If the scherzo and impromptu did not quite reach these heights, nor did they leave any doubt that a major Chopin player was at work. The former piece, rather like the fantasie, was big-boned and steady. The piano downward rushes in the middle section had great delicacy, and the coda was powerful (despite a missed final C-sharp, which elicited good-natured laughter from the audience). It was only by comparison with past greats (Arrau’s incomparable sense of mystery in the più lento section, Richter’s headlong brilliance in the coda) that Ohlsson could have been found wanting. In the impromptu, I admit to being distracted by a disastrous cell phone intrusion midway through the piece. My general impressions were positive: The opening melody was lovingly shaped, and the central climax sung out beautifully.

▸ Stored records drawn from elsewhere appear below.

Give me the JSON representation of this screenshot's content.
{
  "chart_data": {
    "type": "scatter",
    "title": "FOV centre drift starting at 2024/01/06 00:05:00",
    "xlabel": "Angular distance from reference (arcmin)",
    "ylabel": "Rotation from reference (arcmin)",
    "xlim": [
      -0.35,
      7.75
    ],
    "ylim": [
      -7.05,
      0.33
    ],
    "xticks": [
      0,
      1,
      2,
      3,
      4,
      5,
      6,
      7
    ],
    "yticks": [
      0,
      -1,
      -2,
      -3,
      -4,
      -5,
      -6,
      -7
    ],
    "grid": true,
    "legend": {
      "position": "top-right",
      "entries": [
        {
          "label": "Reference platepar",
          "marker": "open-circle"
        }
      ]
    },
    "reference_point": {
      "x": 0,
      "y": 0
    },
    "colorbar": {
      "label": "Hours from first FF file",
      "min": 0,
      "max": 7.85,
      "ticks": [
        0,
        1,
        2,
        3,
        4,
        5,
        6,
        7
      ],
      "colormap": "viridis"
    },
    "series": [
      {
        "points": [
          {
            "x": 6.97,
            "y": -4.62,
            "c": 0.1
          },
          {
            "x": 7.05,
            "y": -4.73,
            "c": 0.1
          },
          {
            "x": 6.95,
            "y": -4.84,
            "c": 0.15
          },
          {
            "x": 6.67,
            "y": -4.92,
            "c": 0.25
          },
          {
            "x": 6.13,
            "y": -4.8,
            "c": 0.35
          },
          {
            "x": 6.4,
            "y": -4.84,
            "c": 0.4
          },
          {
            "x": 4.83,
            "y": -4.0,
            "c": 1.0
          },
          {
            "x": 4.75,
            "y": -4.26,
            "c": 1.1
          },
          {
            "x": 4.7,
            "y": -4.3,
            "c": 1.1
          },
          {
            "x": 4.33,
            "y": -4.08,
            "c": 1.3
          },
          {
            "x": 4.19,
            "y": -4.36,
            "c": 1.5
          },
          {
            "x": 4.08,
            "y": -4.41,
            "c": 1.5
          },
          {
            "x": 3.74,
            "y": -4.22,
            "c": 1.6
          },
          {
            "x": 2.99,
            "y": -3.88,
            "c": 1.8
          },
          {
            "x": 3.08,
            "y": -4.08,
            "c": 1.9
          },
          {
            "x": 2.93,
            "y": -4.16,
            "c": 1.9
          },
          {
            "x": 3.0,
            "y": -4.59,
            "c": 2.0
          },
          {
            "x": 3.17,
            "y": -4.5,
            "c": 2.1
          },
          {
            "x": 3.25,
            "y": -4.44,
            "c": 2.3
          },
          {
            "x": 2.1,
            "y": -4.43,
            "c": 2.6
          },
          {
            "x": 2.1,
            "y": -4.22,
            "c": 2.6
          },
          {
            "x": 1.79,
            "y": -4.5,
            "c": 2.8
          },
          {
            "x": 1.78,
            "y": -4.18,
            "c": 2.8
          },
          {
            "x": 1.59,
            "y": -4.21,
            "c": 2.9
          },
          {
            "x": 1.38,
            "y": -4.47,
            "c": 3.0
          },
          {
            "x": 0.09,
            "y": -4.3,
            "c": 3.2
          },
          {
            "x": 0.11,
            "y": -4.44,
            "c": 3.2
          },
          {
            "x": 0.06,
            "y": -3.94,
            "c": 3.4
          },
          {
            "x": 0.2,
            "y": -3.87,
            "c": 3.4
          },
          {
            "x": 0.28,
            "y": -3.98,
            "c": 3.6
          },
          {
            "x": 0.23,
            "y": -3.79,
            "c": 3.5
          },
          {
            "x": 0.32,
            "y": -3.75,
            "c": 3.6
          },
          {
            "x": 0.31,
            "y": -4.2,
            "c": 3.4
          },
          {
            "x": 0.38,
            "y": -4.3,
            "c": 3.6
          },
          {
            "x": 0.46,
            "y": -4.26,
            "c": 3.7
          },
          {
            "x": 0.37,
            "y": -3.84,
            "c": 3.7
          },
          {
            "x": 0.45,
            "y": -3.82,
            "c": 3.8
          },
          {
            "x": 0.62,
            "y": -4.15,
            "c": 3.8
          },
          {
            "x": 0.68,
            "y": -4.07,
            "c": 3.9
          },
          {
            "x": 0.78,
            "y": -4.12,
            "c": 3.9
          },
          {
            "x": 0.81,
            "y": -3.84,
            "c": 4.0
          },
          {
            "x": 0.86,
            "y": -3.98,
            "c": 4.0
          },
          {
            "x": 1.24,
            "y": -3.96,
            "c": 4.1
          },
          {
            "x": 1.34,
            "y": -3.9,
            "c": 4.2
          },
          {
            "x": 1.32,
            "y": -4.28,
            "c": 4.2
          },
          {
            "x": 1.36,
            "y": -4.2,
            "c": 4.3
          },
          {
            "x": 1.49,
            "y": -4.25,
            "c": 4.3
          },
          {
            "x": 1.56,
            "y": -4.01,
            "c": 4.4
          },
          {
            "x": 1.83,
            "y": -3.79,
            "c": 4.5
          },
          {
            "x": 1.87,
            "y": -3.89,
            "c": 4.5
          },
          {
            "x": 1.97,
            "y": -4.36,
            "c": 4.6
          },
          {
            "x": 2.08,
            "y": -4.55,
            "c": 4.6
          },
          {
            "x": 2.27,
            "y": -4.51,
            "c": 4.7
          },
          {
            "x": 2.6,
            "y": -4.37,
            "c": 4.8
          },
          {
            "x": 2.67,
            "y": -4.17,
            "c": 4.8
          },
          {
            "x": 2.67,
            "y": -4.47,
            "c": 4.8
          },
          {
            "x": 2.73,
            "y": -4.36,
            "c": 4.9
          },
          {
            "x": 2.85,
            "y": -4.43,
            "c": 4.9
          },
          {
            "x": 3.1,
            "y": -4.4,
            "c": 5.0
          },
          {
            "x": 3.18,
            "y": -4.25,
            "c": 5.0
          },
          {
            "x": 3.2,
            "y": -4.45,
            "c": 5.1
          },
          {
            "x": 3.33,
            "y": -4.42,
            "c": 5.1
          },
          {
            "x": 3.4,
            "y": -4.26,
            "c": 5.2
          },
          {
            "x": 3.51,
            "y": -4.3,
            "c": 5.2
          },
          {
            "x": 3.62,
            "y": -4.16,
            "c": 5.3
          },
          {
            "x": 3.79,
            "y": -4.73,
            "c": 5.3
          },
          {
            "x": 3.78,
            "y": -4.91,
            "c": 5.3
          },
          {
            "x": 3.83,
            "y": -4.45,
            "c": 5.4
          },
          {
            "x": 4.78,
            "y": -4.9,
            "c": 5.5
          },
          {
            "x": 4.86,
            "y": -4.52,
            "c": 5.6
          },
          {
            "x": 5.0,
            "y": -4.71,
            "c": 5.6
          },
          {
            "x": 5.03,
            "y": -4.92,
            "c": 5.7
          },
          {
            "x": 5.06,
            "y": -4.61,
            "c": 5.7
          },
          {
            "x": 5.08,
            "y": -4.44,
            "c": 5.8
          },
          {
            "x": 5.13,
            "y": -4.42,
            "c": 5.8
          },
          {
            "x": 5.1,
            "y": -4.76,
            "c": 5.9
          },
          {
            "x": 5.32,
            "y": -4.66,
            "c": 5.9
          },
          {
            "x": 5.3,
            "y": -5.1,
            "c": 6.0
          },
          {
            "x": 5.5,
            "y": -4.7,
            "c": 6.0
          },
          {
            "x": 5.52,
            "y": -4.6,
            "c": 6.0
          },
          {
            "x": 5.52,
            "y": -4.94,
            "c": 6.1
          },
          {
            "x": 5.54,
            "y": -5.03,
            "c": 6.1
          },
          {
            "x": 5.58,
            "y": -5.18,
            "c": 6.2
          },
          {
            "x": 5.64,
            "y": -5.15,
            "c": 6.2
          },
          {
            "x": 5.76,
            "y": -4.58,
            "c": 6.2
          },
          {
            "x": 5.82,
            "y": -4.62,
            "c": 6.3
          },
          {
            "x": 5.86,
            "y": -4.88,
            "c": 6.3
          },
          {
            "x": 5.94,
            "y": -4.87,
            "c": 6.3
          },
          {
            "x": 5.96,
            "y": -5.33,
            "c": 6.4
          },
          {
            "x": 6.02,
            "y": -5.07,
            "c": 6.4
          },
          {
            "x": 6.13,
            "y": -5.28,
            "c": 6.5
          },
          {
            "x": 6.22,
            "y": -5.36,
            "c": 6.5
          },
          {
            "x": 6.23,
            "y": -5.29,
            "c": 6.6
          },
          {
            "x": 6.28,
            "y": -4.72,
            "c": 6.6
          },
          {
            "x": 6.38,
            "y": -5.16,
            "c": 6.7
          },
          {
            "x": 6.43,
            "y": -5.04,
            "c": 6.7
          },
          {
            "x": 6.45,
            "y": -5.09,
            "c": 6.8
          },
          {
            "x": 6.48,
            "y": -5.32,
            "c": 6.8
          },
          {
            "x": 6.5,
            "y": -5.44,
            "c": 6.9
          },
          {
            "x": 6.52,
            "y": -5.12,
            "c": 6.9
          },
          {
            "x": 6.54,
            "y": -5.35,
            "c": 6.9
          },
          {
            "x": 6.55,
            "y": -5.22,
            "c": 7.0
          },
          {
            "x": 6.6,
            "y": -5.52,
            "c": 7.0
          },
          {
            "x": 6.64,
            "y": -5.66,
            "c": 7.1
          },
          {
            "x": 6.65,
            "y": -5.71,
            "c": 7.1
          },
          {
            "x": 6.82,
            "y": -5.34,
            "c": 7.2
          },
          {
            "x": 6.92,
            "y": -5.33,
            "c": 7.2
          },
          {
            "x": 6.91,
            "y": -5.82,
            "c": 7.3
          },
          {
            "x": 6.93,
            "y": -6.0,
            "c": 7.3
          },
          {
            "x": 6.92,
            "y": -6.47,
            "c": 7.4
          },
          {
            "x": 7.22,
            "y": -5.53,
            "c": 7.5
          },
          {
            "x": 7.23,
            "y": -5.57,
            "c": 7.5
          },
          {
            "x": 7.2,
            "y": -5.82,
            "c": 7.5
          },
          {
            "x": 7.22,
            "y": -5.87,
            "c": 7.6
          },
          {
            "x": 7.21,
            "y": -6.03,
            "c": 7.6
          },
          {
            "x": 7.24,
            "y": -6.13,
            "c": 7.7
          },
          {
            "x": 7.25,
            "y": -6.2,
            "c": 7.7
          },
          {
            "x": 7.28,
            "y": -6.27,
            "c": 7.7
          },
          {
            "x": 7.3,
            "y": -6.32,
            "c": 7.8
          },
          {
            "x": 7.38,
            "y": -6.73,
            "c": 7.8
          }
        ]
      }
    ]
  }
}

The great B-minor sonata brought things to a splendid conclusion. The opening measures were somewhat nondescript, but Ohlsson caught fire in the transitional passage at m. 24, the upward runs the left hand sounding like great waves. His pacing struck me as perfect: Quick enough to convey the piece’s drama, but relaxed enough to elucidate Chopin’s contrapuntal web. (Few works by Chopin so completely refute the “tunesmith” stereotype.) In the more songful sections of this movement, and the entirety of the third, Ohlsson captured the music’s serene rapture so perfectly that I was content to stop analyzing and let the music wash over me.
After guiding the slow movement to a gentle close (a marvelously hushed final chord), Ohlsson tore through the finale at quite a clip, bringing things to a thrilling conclusion. By then, he’d earned the right to show off. Far from feeling bored by yet another Chopin recital, I came away with renewed love for this music.